Sri Lanka Bans Private Floating Armouries

guns procurementSri Lanka has banned private floating armouries, but Private Maritime Security Companies (PMSCs) will be allowed to function, Lankan Naval spokesman Captain Akram Alavi told Express here on Sunday.

The PMSCs have lost the right to operate floating armouries following a major scandal over the functioning of the Lanka-based PMSC, Avant Garde Maritime Security Services Ltd (AGMSL).

Earlier this week, the Navy took over the two floating armouries operated by the controversial company, which ironically was a Joint Venture (JV) with the Defence Ministry’s security firm Rakna Arakshaka Lanka Ltd (RALL). The JV, entered into in 2012, has since been cancelled.

Capt Alavi said the PMSCs, of which there are now about three, including AGMSL, will have to get weapons from the Lankan Navy. However, the Navy will not supply Sea Marshals.

From 2009 to 2012, the Navy was the repository of weapons that were lent to the PMSCs for anti-piracy operations in the Red Sea area. After the setting up of the RALL-AGMSL JV, which acquired two floating armouries, the Navy lost revenue to the tune of LKR 1.2 billion (US$ 8.4 million), according to a report.

Several illegalities in the operation of the RALL-AGMSL JV were discovered after the exit of the Mahinda Rajapaksa government in January this year. The AGMSL’s floating armouries had sailed in the high seas with weapons that were not authorised, police and the Navy alleged.

In October, one of its floating armouries had sailed into Indian waters off Minicoy, and also entered Maldivian waters, thus exposing itself to punitive action by the Indian and Maldivian navies.

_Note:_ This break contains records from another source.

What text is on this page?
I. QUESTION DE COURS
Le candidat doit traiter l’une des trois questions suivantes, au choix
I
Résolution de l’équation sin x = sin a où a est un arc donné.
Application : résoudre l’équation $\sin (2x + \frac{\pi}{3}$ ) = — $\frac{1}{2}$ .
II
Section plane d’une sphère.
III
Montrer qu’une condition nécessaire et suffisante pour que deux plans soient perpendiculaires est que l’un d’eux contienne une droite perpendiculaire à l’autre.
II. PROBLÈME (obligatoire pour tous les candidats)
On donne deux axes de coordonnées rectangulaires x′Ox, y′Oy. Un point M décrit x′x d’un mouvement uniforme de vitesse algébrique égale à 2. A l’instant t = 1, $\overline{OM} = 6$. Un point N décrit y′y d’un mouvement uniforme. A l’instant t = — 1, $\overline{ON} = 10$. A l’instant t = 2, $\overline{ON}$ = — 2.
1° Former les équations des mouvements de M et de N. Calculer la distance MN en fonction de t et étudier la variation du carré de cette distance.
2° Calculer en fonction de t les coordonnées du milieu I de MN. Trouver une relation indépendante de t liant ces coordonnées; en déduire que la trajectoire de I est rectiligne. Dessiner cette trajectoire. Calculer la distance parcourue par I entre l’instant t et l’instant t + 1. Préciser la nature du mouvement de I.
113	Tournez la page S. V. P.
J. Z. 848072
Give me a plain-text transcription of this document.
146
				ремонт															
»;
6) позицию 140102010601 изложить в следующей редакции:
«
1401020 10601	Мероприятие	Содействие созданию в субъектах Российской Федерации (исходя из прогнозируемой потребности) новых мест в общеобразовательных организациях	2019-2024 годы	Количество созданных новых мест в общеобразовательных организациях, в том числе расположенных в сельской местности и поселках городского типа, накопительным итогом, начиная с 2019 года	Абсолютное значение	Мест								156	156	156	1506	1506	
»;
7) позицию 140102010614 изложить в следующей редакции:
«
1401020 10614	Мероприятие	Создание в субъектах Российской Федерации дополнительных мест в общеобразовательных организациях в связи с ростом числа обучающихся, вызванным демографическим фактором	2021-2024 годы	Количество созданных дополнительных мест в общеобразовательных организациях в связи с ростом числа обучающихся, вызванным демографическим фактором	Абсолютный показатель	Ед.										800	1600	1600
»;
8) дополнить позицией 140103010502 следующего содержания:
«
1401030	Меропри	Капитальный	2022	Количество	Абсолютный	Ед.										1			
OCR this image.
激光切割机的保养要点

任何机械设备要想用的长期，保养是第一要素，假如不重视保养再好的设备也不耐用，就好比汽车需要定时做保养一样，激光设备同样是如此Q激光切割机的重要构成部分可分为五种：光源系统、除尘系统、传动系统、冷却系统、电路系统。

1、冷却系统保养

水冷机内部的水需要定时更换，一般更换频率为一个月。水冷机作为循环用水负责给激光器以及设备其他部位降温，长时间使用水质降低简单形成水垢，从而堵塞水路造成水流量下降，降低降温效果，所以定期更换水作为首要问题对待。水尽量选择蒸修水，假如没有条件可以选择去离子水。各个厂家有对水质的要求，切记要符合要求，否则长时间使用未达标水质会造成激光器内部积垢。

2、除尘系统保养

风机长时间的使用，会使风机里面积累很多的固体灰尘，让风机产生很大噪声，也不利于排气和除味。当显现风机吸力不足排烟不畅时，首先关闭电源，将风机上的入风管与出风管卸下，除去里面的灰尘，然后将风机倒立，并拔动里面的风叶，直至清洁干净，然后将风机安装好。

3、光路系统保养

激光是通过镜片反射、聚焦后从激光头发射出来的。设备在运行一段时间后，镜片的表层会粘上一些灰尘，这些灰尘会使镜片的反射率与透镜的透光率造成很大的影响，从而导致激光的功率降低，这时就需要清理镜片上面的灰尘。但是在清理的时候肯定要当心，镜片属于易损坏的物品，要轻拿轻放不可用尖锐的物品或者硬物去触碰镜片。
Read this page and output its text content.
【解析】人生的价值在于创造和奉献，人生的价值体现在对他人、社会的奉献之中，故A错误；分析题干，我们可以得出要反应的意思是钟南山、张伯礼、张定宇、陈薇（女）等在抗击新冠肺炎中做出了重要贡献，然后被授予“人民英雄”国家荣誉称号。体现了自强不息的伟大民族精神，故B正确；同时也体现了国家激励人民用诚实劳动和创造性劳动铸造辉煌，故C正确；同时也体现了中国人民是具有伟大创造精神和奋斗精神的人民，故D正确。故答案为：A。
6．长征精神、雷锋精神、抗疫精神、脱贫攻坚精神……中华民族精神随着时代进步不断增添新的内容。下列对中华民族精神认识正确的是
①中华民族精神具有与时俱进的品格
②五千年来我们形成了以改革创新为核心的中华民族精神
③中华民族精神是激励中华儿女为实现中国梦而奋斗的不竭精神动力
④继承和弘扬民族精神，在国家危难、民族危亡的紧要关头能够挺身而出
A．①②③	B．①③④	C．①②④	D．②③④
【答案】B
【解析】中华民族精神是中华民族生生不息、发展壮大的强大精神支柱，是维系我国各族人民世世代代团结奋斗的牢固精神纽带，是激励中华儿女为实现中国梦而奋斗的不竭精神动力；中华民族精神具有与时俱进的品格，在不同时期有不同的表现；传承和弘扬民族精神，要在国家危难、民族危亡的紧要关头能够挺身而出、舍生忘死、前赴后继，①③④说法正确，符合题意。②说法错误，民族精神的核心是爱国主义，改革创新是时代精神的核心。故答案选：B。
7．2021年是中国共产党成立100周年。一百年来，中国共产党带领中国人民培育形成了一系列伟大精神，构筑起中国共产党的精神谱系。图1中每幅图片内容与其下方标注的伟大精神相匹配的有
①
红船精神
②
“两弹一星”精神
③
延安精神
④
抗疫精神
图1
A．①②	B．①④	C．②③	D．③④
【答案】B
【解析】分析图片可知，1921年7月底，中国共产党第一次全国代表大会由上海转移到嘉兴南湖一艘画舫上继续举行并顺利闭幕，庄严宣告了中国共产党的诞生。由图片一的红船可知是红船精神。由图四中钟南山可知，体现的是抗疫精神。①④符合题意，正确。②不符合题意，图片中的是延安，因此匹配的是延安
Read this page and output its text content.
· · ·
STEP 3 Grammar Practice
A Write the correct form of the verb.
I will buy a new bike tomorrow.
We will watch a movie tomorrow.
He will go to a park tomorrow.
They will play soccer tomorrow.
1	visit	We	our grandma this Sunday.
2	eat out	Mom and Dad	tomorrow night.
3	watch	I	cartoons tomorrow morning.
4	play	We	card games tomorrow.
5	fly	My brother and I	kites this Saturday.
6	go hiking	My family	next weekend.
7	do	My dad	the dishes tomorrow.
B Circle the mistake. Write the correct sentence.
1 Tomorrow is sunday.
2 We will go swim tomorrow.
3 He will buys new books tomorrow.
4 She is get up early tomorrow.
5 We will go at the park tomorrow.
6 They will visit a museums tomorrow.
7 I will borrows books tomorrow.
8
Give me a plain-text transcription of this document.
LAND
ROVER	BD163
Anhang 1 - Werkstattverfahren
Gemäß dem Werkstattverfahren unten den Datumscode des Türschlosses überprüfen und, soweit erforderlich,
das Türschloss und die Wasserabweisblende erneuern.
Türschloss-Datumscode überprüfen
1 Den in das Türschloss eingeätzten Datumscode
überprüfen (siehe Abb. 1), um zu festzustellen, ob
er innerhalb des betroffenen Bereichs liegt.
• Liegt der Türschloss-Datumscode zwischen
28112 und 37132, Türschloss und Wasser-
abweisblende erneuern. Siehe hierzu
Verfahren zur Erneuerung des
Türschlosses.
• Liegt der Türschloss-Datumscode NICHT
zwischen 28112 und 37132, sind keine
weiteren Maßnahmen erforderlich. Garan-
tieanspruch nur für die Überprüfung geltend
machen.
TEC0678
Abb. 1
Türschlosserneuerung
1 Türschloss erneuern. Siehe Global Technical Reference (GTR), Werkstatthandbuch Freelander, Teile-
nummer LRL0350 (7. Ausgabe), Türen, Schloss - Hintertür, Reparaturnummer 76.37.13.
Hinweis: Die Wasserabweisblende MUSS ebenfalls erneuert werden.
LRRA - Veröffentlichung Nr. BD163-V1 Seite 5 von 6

Permission to enter Galle port was taken from the Defence Ministry, but only at the end of the journey. When the vessel entered the port, it had 861 weapons on board, but authorisation had been given for only three specified weapons and three Sea Marshals. The vessel’s crew had kept its route a secret and also lied about their captain’s identity. Besides, there are money laundering and corruption cases against the AGMSL, which are being investigated.

India’s Fears

Originally, it was thought that the Lankan government would do away with the PMSCs and give the job to its Navy, especially in view of India’s objections to PMSCs, conveyed to Lanka by its Navy as well as its Defence Secretary in the last session of the bilateral defence dialogue held in Delhi.

India had asked Lanka to regulate the PMSCs in the light of the sea-borne terrorist attacks on Mumbai in November 2008 and the killing of two Kerala fishermen by Italian marines onboard the Italian commercial vessel Enrica Lexie in February 2012.

But the Lankan government believes that the use of PMSCs is unavoidable, though they have to be regulated. The Lankan Defence Secretary had assured his Indian counterpart that Colombo would regulate them.